The argument raging on next to us reached an abrupt peak, and Dr. Merriman shot up from the sofa, tangling himself in the two men, who had now come to blows over the widow’s honor. It would not surprise me in the least if the afternoon ended with a duel.

While the three of them slapped lamely at each other I took a deep breath, watching as Lee burst through the door, Mrs. Haylam not far behind with tea. Lee spared the quickest glance at the men before joining me on the sofa. He looked as pale and drawn as I. I needed no mirror to know we had become reflections of each other’s fear.

“Are you all right?” he whispered, searching my face. “You . . . You were the one to find her?”

“It’s all as I said,” I replied, putting equal weight on every word.

He took my meaning at once.

“How dreadfully, dreadfully awful,” he murmured, the very last of the blood in his face draining away.
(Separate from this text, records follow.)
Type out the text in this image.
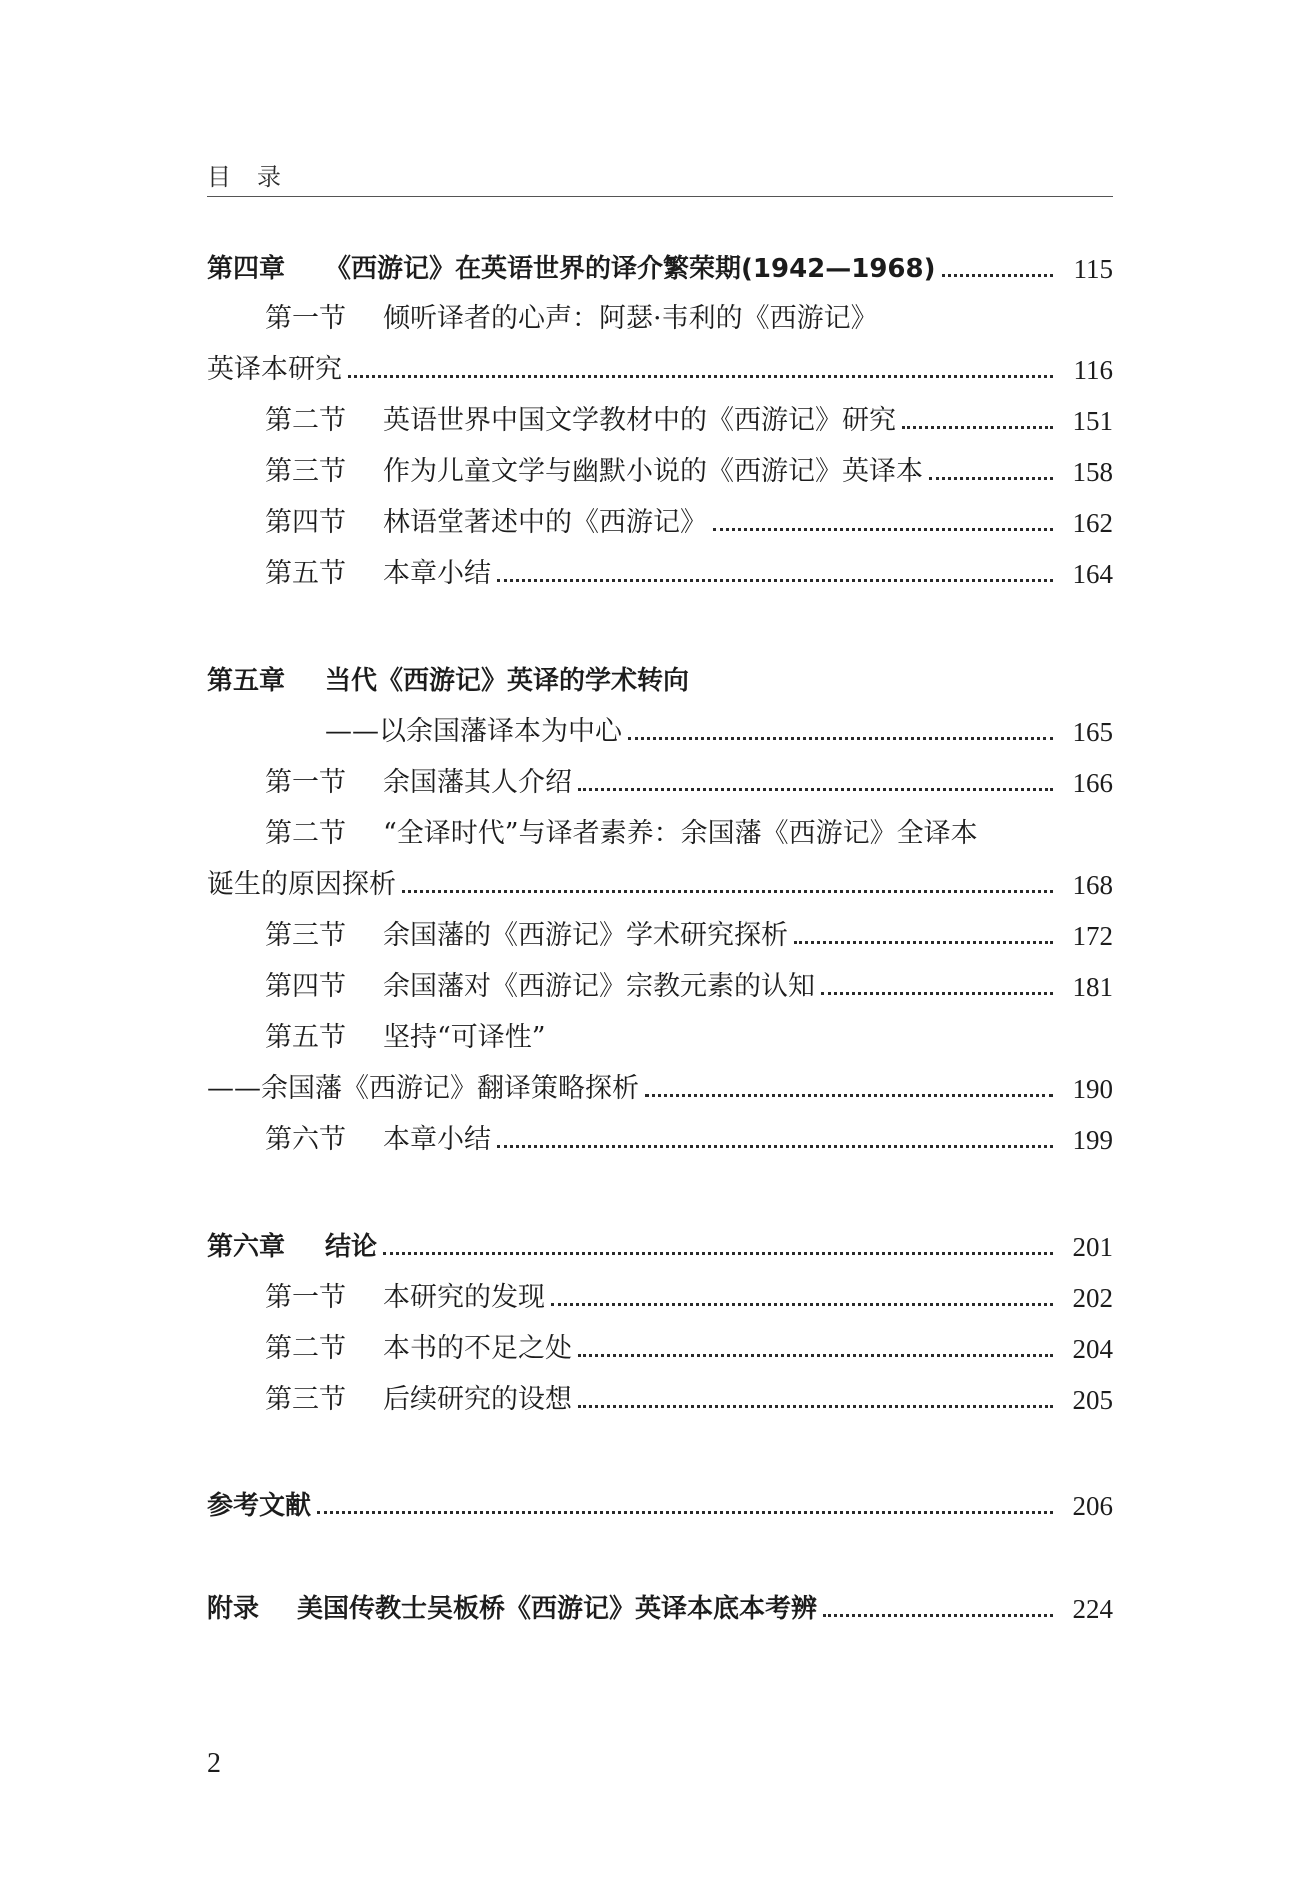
目录
第四章 《西游记》在英语世界的译介繁荣期(1942—1968)	115
第一节 倾听译者的心声：阿瑟·韦利的《西游记》
英译本研究	116
第二节 英语世界中国文学教材中的《西游记》研究	151
第三节 作为儿童文学与幽默小说的《西游记》英译本	158
第四节 林语堂著述中的《西游记》	162
第五节 本章小结	164
第五章 当代《西游记》英译的学术转向
——以余国藩译本为中心	165
第一节 余国藩其人介绍	166
第二节 “全译时代”与译者素养：余国藩《西游记》全译本
诞生的原因探析	168
第三节 余国藩的《西游记》学术研究探析	172
第四节 余国藩对《西游记》宗教元素的认知	181
第五节 坚持“可译性”
——余国藩《西游记》翻译策略探析	190
第六节 本章小结	199
第六章 结论	201
第一节 本研究的发现	202
第二节 本书的不足之处	204
第三节 后续研究的设想	205
参考文献	206
附录 美国传教士吴板桥《西游记》英译本底本考辨	224
2
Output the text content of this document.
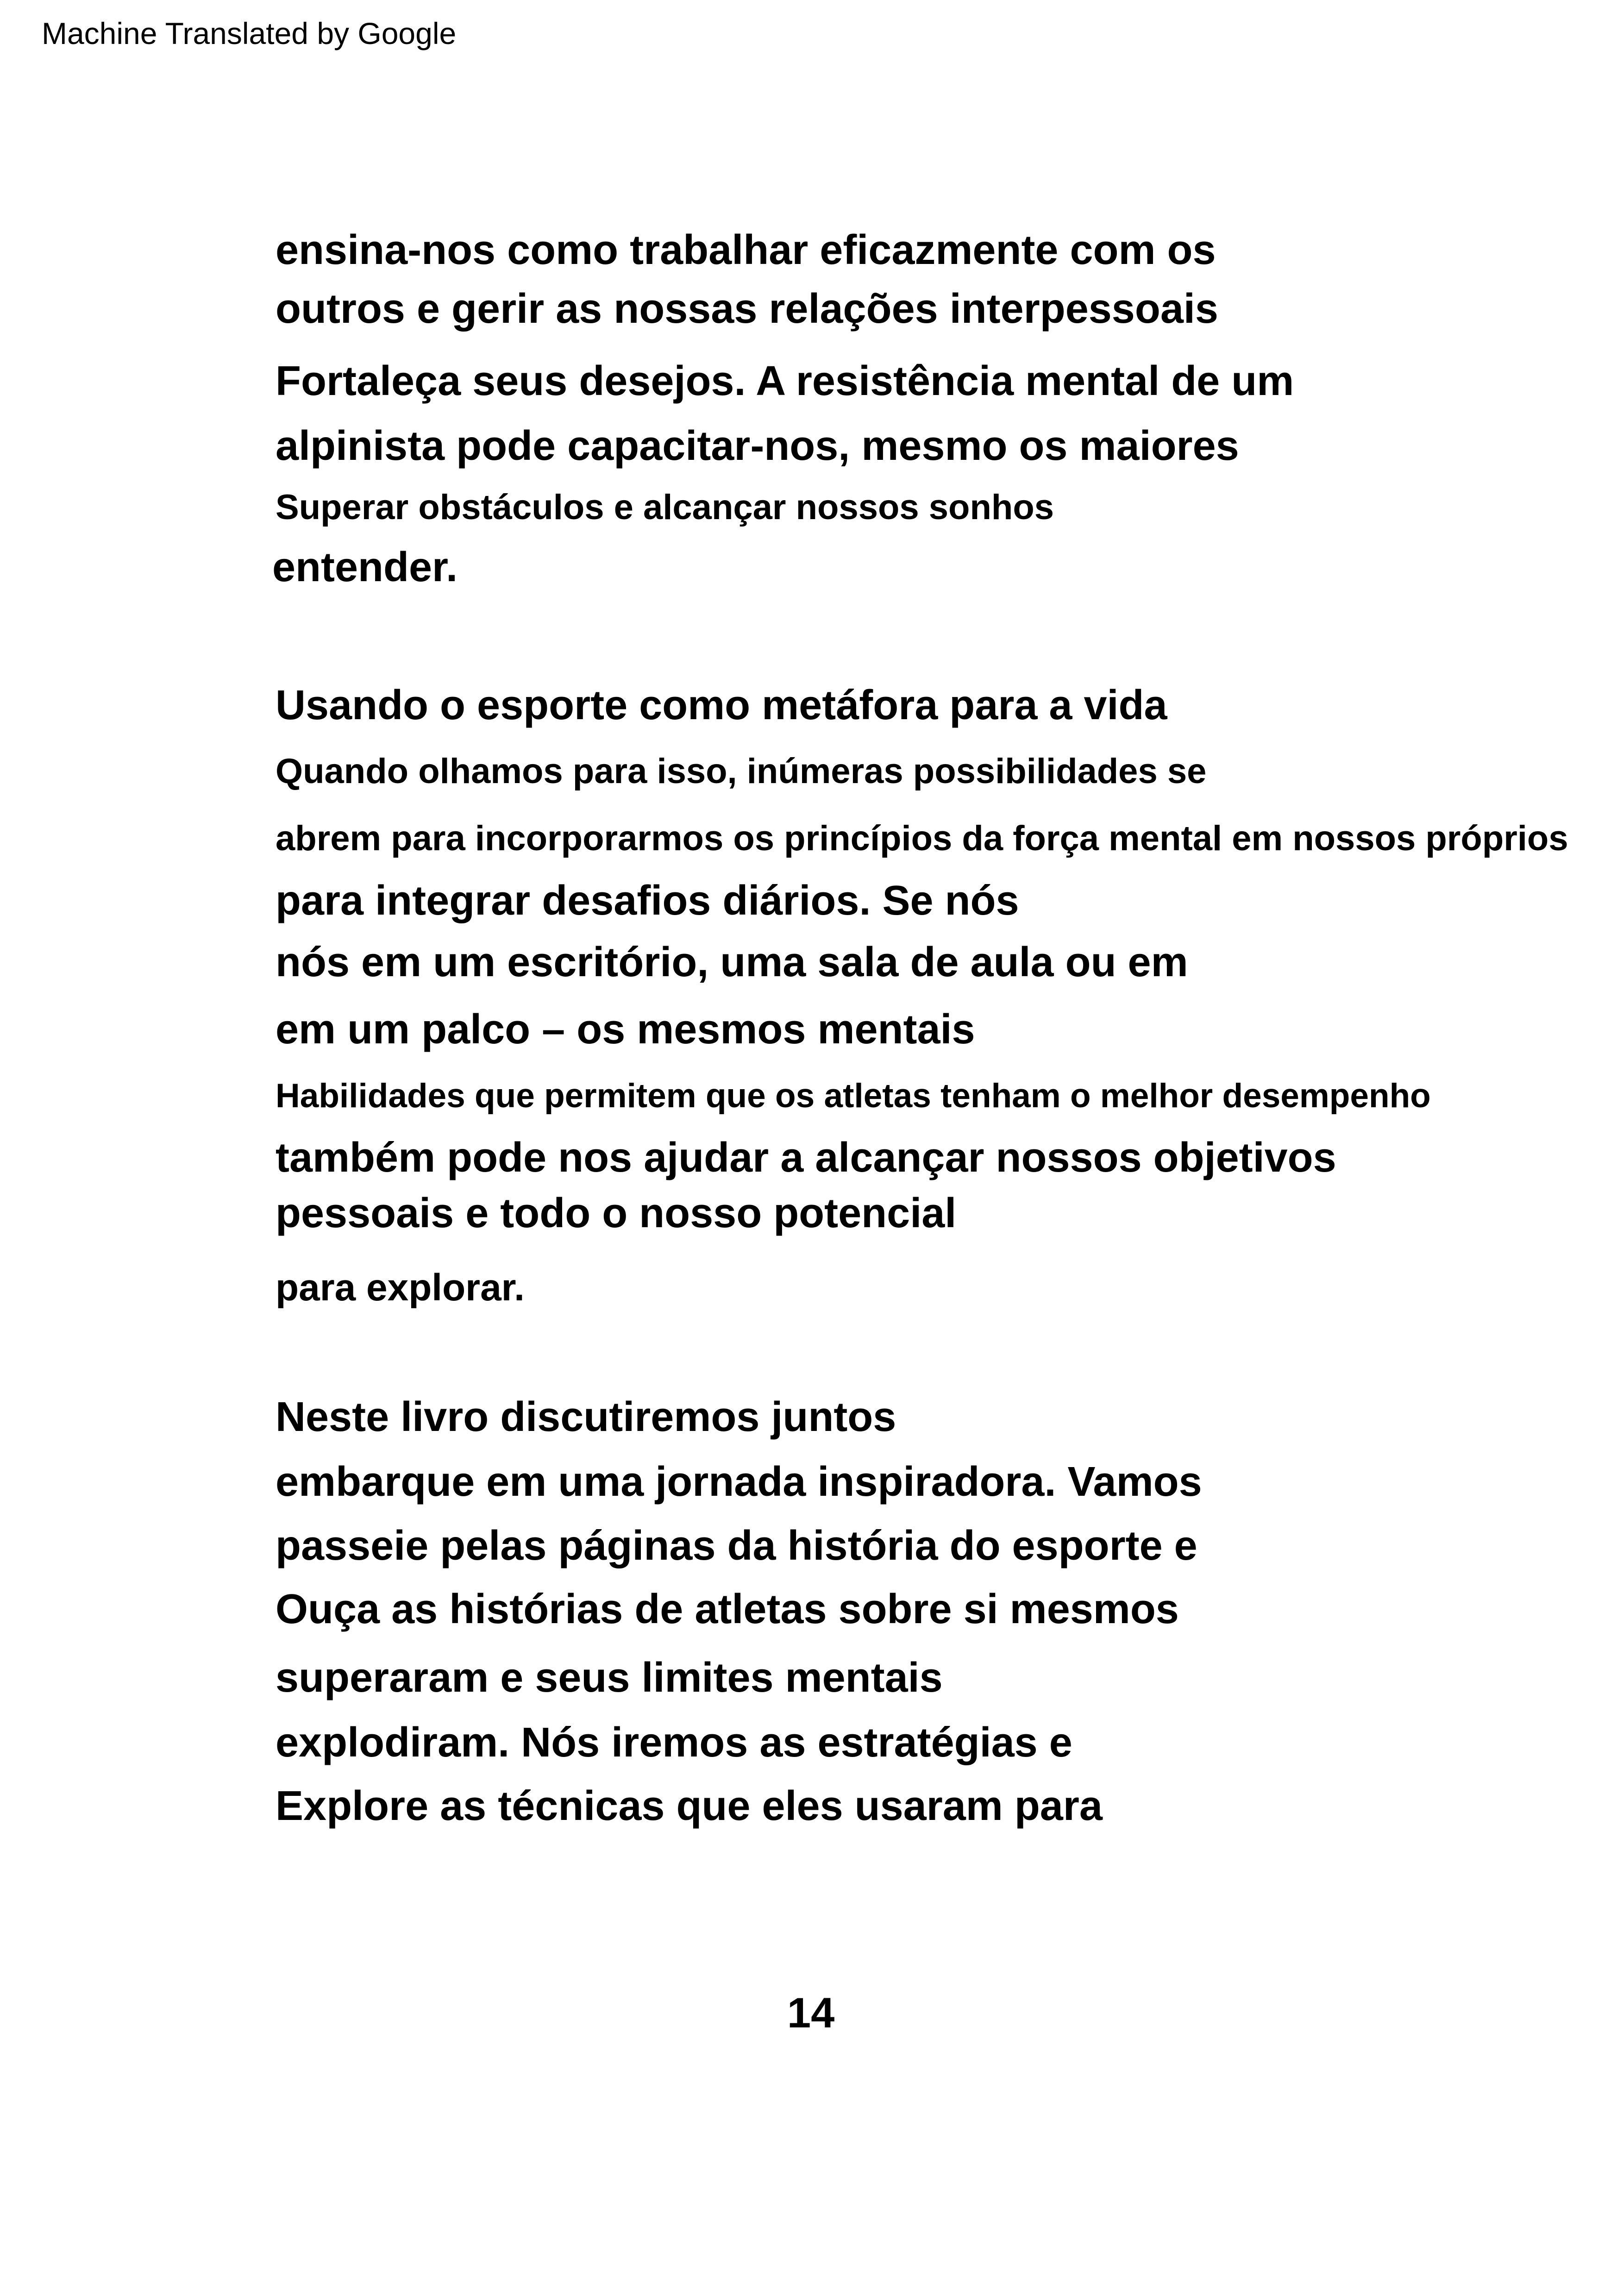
Machine Translated by Google
ensina-nos como trabalhar eficazmente com os
outros e gerir as nossas relações interpessoais
Fortaleça seus desejos. A resistência mental de um
alpinista pode capacitar-nos, mesmo os maiores
Superar obstáculos e alcançar nossos sonhos
entender.
Usando o esporte como metáfora para a vida
Quando olhamos para isso, inúmeras possibilidades se
abrem para incorporarmos os princípios da força mental em nossos próprios
para integrar desafios diários. Se nós
nós em um escritório, uma sala de aula ou em
em um palco – os mesmos mentais
Habilidades que permitem que os atletas tenham o melhor desempenho
também pode nos ajudar a alcançar nossos objetivos
pessoais e todo o nosso potencial
para explorar.
Neste livro discutiremos juntos
embarque em uma jornada inspiradora. Vamos
passeie pelas páginas da história do esporte e
Ouça as histórias de atletas sobre si mesmos
superaram e seus limites mentais
explodiram. Nós iremos as estratégias e
Explore as técnicas que eles usaram para
14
His eyes roamed to the squabbling men, but he didn’t really look at them. He was gazing beyond, thinking, and it was the same for me. What were we to do now that the scant words of warning I had given him proved prophetic?

“Gentlemen, I must insist that you stop this barbarism at once!” Mrs. Haylam bit out sternly. It was a schoolmarm’s voice, a mother’s voice, the sort of soft but steely tone that brought all three grown men instantly to heel, as if they were naughty children. “There is tea here, yes? Drink it. Sit down. There has been enough upset in this house for one morning.”

The men broke apart, each taking a separate piece of furniture and claiming it as his own.

“Now then,” she added, surveying the room and landing at last on me. She did not miss, of course, the close way Lee and I sat together. Her tight expression only became that much more strained. I had forgotten the stark, skewering power of her gaze. For a moment I remembered the crone who found me in Malton, and, as she glared at me now, I could see that spirit again within her. She had changed her clothes and hairstyle, but nothing could perfectly mask her nature. “I’m told our young maid here was the first witness to the tragedy, is that correct?”

The men piped up, but she only watched me as I nodded once.

“As such,” Mrs. Haylam continued, folding her hands together and approaching me, “I must ask that she come along now and give a statement to the master of the house. He will deal directly with the village constable. And if it would not be too much trouble, Dr. Merriman, might you examine the body and prepare an official write-up of what you find? It will make the difficulties to come that much easier to face.”